An Irish dad's heartbreaking last message to his daughter shortly before he died from COVID-19 tragically captures the devastation in nursing homes around the country.

Brian Murrayhill, 75, died at St. Mary's Hospital nursing home in Dublin on April 13 due to complications arising from the coronavirus. 

On Good Friday, three days before his death, Brian sent his daughter Chelsea Murrayhill a voice note on Facebook to tell her not to worry about him. He had not yet been diagnosed with COVID-19 and his daughter did not realize that this would be the last time she heard his voice. 

He told his daughter that he was "not very well today" but that he expected to make a full recovery, according to the Irish Times. 

"I’ve been in bed all day long, but I should be alright pet, don’t worry, I love you."

Brian went into cardiac arrest in the early hours of the morning on April 13 and died shortly afterward. It was only after his death that he tested positive for COVID-19.  

Chelsea Murrayhill told the Irish Times that her father was recovering from cancer and a stroke and that he had severe respiratory problems. She said that her family was not informed that COVID-19 had been diagnosed in his ward. 

Brian Murrayhill's death was not an isolated incident in St. Mary's hospital or in care homes around the country. 

The Dublin nursing home has been one of the worst-hit care homes in the entire country. At least 24 residents at the home have died from the virus and 21 of those died in a three-week spell at the beginning of April. 

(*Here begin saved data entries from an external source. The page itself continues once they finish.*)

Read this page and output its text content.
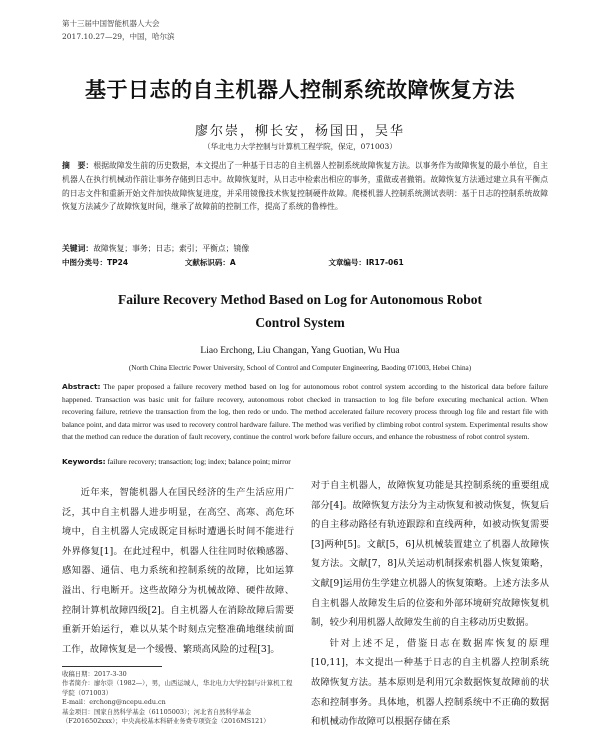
第十三届中国智能机器人大会
2017.10.27—29，中国，哈尔滨
基于日志的自主机器人控制系统故障恢复方法
廖尔崇，柳长安，杨国田，吴华
（华北电力大学控制与计算机工程学院，保定，071003）
摘　要：根据故障发生前的历史数据，本文提出了一种基于日志的自主机器人控制系统故障恢复方法。以事务作为故障恢复的最小单位，自主机器人在执行机械动作前让事务存储到日志中。故障恢复时，从日志中检索出相应的事务，重做或者撤销。故障恢复方法通过建立具有平衡点的日志文件和重新开始文件加快故障恢复进度，并采用镜像技术恢复控制硬件故障。爬楼机器人控制系统测试表明：基于日志的控制系统故障恢复方法减少了故障恢复时间，继承了故障前的控制工作，提高了系统的鲁棒性。
关键词：故障恢复；事务；日志；索引；平衡点；镜像
中图分类号：TP24	文献标识码：A	文章编号：IR17-061
Failure Recovery Method Based on Log for Autonomous Robot
Control System
Liao Erchong, Liu Changan, Yang Guotian, Wu Hua
(North China Electric Power University, School of Control and Computer Engineering, Baoding 071003, Hebei China)
Abstract: The paper proposed a failure recovery method based on log for autonomous robot control system according to the historical data before failure happened. Transaction was basic unit for failure recovery, autonomous robot checked in transaction to log file before executing mechanical action. When recovering failure, retrieve the transaction from the log, then redo or undo. The method accelerated failure recovery process through log file and restart file with balance point, and data mirror was used to recovery control hardware failure. The method was verified by climbing robot control system. Experimental results show that the method can reduce the duration of fault recovery, continue the control work before failure occurs, and enhance the robustness of robot control system.
Keywords: failure recovery; transaction; log; index; balance point; mirror
近年来，智能机器人在国民经济的生产生活应用广泛，其中自主机器人进步明显，在高空、高寒、高危环境中，自主机器人完成既定目标时遭遇长时间不能进行外界修复[1]。在此过程中，机器人往往同时依赖感器、感知器、通信、电力系统和控制系统的故障，比如运算溢出、行电断开。这些故障分为机械故障、硬件故障、控制计算机故障四级[2]。自主机器人在消除故障后需要重新开始运行，难以从某个时刻点完整准确地继续前面工作，故障恢复是一个缓慢、繁琐高风险的过程[3]。

对于自主机器人，故障恢复功能是其控制系统的重要组成部分[4]。故障恢复方法分为主动恢复和被动恢复，恢复后的自主移动路径有轨迹跟踪和直线两种，如被动恢复需要[3]两种[5]。文献[5，6]从机械装置建立了机器人故障恢复方法。文献[7，8]从关运动机制探索机器人恢复策略，文献[9]运用仿生学建立机器人的恢复策略。上述方法多从自主机器人故障发生后的位姿和外部环境研究故障恢复机制，较少利用机器人故障发生前的自主移动历史数据。

针对上述不足，借鉴日志在数据库恢复的原理[10,11]，本文提出一种基于日志的自主机器人控制系统故障恢复方法。基本原则是利用冗余数据恢复故障前的状态和控制事务。具体地，机器人控制系统中不正确的数据和机械动作故障可以根据存储在系

收稿日期：2017-3-30
作者简介：廖尔崇（1982—），男，山西运城人，华北电力大学控制与计算机工程学院（071003）
E-mail：erchong@ncepu.edu.cn
基金项目：国家自然科学基金（61105003）；河北省自然科学基金（F2016502xxx）；中央高校基本科研业务费专项资金（2016MS121）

Read more: Dublin nursing home reports 21 COVID-19 deaths in three weeks

It has been a similar story in nursing homes around the country as the virus spread through Ireland's most vulnerable community. 

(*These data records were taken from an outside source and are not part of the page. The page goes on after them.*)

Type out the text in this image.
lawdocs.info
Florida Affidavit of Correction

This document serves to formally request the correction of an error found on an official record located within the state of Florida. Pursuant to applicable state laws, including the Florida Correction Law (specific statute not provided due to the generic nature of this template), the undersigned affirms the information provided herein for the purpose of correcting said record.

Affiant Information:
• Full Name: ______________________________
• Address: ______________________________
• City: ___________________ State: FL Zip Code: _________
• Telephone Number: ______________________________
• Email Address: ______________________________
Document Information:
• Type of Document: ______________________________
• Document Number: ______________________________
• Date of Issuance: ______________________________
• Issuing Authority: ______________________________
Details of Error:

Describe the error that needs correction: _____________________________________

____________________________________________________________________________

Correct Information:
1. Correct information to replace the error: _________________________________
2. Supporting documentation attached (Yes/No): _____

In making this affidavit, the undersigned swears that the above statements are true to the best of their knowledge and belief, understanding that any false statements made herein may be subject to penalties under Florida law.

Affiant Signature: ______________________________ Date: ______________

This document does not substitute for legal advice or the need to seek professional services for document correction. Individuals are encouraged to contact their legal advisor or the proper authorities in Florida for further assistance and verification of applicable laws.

More than 840 care home residents have died from COVID-19 in Ireland, more than half of the country's coronavirus death toll. 

The International Long Term Care Policy Network (ILPN) said that approximately 62% of Ireland's 1,592 confirmed coronavirus deaths had been directly related to care homes. That is roughly equal to 1,000 deaths. 

The ILPN studied 16 countries for its report and found that only Canada (82%) has recorded a higher percentage of care home fatalities. 

However, the ILPN noted that Ireland and Canada recorded both confirmed and probable COVID-19 deaths in care homes while other countries, like Germany and Austria, only recorded confirmed COVID-19 deaths. 

The number of deaths in Irish care homes is automatically larger as a result. 

The family of a woman who died in the same nursing home as Brian Murrayhill is now calling for a full statutory inquiry to examine the number of deaths in Irish care homes. 

Rose Hegarty, 84, also died at St. Mary's Hospital in the Phoenix Park in Dublin, and her niece Jane Carrigan believes that an inquiry could answer whether more could have been done to protect care home residents. 

She also believes that an inquiry would give a voice to care home residents and the families of COVID-19 victims. 

St. Mary's Hospital has commissioned a review to investigate a whistleblower's claims that the care home lacked sufficient PPE, testing capacity and additionally failed to properly isolate residents when the virus was first diagnosed in the home in March. 

Meanwhile, Minister for Health Simon Harris announced Saturday that a COVID-19 nursing home expert panel is to be established to ensure that the best safeguards are in place to protect care home residents. The panel will consist of four members, including a senior nurse, a public health expert, a geriatrician and a public interest representative.